De een heeft een dosis aan praktijkervaring, ondersteund door theoretische achtergrondskennis, terwijl de andere het met ervaringskennis moet doen. De academicus combineert kennis opgedaan in de collegezalen met de werkelijkheid waarmee hij of zij  tijdens het werken wordt geconfronteerd. De theorie ondersteunt de werkpraktijk, terwijl het dezelfde praktijk is die de bestaande theorie verrijkt of haar door onderzoek een nieuw gezichtspunt oplevert . Om in de praktijk van de arbeid naar behoren te kunnen functioneren is het niet maatgevend of iemand een zekere opleiding succesvol heeft genoten en daarvoor over een diploma of titel beschikt. Voor de werkpraktijk is slechts van belang in hoeverre de betrokken persoon voor het functioneren over de noodzakelijk geachte kennis en competenties beschikt, ongeacht hoe die verkregen zijn. Praten over vereiste kennis op het werk moet niet eraan voorbij gaan dat vaak ook kennis van aangrenzende vak- of kennisgebieden noodzakelijk is. Zo kan het voorkomen dat de jurist door de aard van zijn of haar taken ook over onderzoekskennis moet beschikken.

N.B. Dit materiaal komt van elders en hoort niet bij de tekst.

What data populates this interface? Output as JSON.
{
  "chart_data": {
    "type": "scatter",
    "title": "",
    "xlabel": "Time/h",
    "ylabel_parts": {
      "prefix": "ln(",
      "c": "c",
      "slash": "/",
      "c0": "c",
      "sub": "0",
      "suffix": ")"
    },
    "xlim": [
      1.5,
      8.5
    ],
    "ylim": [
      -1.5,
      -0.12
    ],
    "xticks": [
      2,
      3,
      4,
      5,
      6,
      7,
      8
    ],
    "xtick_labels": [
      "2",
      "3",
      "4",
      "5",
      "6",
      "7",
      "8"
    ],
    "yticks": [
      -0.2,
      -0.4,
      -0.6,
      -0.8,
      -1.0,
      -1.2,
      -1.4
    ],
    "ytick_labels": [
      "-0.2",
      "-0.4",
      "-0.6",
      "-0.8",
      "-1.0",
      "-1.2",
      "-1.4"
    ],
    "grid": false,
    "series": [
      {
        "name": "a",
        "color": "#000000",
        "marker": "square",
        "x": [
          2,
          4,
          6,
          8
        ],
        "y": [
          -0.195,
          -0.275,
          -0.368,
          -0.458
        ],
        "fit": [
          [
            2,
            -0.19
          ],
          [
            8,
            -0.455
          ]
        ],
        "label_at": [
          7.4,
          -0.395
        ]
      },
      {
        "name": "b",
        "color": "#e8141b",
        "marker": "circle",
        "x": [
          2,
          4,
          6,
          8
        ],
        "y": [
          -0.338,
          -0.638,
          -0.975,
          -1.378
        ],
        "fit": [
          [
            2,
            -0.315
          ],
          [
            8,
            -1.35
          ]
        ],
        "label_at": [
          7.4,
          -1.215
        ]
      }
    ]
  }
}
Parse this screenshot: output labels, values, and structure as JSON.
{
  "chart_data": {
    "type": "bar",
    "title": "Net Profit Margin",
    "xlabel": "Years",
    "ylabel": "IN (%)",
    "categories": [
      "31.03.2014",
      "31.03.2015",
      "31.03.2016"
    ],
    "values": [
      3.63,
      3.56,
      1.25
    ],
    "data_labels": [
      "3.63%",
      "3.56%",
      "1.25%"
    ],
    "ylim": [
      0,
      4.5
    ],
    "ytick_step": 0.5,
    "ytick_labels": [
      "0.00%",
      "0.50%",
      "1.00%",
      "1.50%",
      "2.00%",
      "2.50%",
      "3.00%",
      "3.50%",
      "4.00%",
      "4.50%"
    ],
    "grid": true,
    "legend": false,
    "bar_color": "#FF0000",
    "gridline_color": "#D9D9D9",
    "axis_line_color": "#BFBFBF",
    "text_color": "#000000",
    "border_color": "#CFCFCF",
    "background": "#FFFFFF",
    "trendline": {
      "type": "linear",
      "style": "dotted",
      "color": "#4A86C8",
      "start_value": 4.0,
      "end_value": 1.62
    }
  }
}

Dankzij kennis van zaken kan met een grote mate van zelfstandigheid gewerkt worden. Het weten om te gaan met probleemsituaties in het werk veronderstelt alleszins het beschikken over een zeker kennisniveau. Nochtans heeft kennis niet die alles overheersende plaats die haar zo vaak wordt toegekend. In de werkpraktijk komen er vaker situaties voor waarbij  de oplossing van een vraagstuk in mindere mate een beroep doet op gerichte kennis van zaken dan op het vermogen tot zelfstandig besluiten en handelen, vooral in onvoorziene (crisis)situaties . Door bekendheid te verkrijgen met een vak of vakgebied, of met een gebied of deel van de wetenschap, maar ook middels studie of onderzoek wordt kennis verworven.  Opleidingskennis blijft nutteloos zonder ervaringskennis. De praktijk is immers de beste leermeester. Het vaststellen van kennisvereisten voor elke positie is, ook in het staatsbestuur, geen overbodige luxe. Politieke partijen mogen op dit gebied de meetlat wel hoger leggen. Uilige figuren zijn in de politiek te enen male onbruikbaar. Voorkomen moet worden dat iemand in relatie tot een zekere positie over een te zwaar kennispakket beschikt en daardoor geen bevrediging in het werk zal vinden, anderzijds om te voorkomen dat een persoon een rol toebedeeld krijgt die hij of zij niet aankan. Ervaringskennis heeft betrekking op gebeurtenissen, ondervindingen, bevindingen, waarnemingen, eigen experimenten maar ook op de eigen fouten en misslagen tijdens het werken. Een verstandige werkbaas spoort zijn werkers daarom aan niet onzeker te worden door gemaakte fouten doch om juist uit eigen falen te leren en daardoor ervaringskennis op te doen.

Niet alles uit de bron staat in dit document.